Sentinel lymph node (SLN) status represents the most important prognostic factor for disease-specific survival in primary cutaneous melanomas, said Christopher K. Bichakjian, M.D., at the 70th annual meeting of the American Academy of Dermatology. However, he says, its impact on overall survival remains unclear.
San Diego - Sentinel lymph node (SLN) status represents the most important prognostic factor for disease-specific survival in primary cutaneous melanomas, said Christopher K. Bichakjian, M.D., at the 70th annual meeting of the American Academy of Dermatology. However, he says, its impact on overall survival remains unclear.
The Multicenter Selective Lymphadenectomy Trial-I, however, showed no difference in overall survival for patients with intermediate-thickness melanomas who underwent sentinel lymph node biopsy (SLNB; Morton, Thompson JF, Cochran AJ, et al. N Engl J Med. 2006;355(13):1307-1317). Nevertheless, Dr. Bichakjian says this study did show a significant five-year disease-free survival advantage for patients who underwent SLNB versus those who didn't (78.3 versus 73.1 percent, respectively, P=0.009).

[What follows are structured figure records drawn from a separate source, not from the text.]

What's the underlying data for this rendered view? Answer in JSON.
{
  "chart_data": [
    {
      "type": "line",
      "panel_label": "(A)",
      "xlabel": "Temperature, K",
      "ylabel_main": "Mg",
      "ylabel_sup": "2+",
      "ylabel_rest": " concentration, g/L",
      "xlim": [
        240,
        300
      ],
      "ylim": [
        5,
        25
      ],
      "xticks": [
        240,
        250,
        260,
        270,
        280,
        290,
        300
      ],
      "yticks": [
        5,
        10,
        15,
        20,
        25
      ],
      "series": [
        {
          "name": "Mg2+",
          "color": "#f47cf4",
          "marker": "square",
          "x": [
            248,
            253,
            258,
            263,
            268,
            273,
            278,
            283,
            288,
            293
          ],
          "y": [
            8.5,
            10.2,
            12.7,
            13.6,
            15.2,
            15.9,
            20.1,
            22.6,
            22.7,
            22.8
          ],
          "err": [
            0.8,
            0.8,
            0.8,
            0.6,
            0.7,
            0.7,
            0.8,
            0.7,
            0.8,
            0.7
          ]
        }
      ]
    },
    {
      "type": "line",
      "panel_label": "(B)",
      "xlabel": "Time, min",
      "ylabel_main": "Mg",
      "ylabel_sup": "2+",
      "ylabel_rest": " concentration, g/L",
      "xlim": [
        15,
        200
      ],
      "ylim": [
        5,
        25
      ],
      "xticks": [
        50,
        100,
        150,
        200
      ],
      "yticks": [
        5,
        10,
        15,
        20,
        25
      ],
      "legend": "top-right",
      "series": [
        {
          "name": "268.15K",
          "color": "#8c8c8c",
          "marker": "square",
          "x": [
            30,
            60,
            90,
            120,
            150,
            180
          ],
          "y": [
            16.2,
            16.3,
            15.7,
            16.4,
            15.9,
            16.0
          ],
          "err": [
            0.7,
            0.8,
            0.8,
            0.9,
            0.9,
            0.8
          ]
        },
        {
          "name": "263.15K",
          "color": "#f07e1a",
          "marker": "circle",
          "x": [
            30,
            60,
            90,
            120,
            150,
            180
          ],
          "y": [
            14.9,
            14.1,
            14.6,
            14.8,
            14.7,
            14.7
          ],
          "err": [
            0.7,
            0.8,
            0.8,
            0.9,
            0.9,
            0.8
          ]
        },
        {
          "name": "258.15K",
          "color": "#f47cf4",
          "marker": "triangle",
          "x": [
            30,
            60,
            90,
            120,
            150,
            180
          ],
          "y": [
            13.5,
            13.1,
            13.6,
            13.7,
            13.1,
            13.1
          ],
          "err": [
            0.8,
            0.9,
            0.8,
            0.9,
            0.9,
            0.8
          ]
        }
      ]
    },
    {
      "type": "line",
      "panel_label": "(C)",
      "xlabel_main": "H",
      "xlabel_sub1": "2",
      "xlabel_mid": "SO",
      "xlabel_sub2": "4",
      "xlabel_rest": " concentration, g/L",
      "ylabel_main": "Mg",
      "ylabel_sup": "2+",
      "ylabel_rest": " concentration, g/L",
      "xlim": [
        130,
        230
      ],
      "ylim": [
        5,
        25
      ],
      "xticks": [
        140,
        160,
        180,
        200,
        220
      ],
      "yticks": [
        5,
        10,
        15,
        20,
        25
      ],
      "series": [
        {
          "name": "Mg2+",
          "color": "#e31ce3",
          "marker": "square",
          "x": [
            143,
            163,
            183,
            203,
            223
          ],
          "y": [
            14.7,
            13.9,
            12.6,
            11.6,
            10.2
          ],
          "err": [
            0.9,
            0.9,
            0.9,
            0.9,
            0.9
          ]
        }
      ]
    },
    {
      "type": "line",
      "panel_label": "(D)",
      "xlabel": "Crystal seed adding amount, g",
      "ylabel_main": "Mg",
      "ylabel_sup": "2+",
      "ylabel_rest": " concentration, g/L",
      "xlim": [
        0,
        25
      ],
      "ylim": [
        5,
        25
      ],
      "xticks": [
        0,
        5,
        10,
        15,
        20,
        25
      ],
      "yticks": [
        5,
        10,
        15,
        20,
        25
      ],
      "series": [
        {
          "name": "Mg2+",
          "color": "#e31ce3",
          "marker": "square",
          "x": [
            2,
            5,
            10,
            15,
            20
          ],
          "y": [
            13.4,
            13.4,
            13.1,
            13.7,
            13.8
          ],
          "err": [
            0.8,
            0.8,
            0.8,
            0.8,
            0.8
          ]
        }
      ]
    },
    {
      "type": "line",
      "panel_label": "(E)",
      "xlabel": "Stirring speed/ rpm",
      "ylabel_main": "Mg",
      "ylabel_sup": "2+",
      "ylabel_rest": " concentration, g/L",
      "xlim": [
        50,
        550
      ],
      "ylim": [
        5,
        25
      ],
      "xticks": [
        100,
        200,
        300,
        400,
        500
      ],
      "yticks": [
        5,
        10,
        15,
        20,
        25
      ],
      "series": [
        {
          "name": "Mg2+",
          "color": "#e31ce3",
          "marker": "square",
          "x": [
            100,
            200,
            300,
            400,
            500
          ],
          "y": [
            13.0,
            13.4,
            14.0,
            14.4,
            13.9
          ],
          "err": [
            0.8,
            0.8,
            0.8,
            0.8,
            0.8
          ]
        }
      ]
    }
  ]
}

Dr. Bichakjian says patients with T1a melanoma face a very low risk of nodal metastases and have a five-year overall survival rate around 97 percent (Balch CM, Gershenwald JE, Soong SJ, et al. J Clin Oncol. 2009;27(36):6199-6206. Epub 2009 Nov 16). Likewise, a review of 24 retrospective studies reporting SLNB status for melanomas 1 mm thick or less showed a positivity rate of 5.1 percent (Andtbacka RH, Gershenwald JE. J Natl Compr Canc Netw. 2009;7(3):308-317).
In contrast, he says that in T1b (less than or equal to 1 mm, with ulceration or at least one mitosis per mm2) melanomas measuring between 0.76 mm and 1 mm in thickness, "There is a somewhat higher risk of nodal involvement."
AJCC data suggest that in such melanomas, the risk of occult nodal metastases climbs to around 10 percent (ibid. Balch CM, Gershenwald JE, Soong SJ, et al. J Clin Oncol. 2009;27(36):6199-6206. Epub 2009 Nov 16). AJCC data also show a 10-year survival rate of 93 percent for stage T1a melanomas, "But in stage T1b, it drops to 85 percent. That's an appreciable difference between T1a and T1b, which explains why mitotic rate was included" in the AJCC's melanoma staging guidelines, Dr. Bichakjian says.
"Regardless of Breslow thickness, ulceration and other factors, survival decreases dramatically with an increased MR. Importantly, we need to see MR as a continuous variable. An MR of eight is very different than an MR of one," despite the fact that both numbers fall within T1b staging criteria, Dr. Bichakjian says.
"To put that in a clinical context, if we're talking about a patient with a melanoma that is 0.8 mm in depth with an MR of exactly one, we must realize that this combination of characteristics may not warrant SLNB, in the absence of other troublesome criteria," he says.
Clinically, he adds, "You will probably see quite a few melanomas that have an MR of 1 per mm2. Pathologists tend to look hard for mitoses, because MR can be used to upstage melanomas."
Conversely, "If you have a patient with a 0.6 mm melanoma with an MR of eight per mm2, that might be very significant," Dr. Bichakjian says. In the range of five to 9.99 mitoses per mm2, five-year survival averages around 78 percent, versus around 98 percent for patients with zero mitoses (Thompson JF, Soong SJ, Balch CM, et al. J Clin Oncol. 2011;29(16):2199-2205. Epub 2011 Apr 25. Erratum in: J Clin Oncol. 2011;29(21):2949).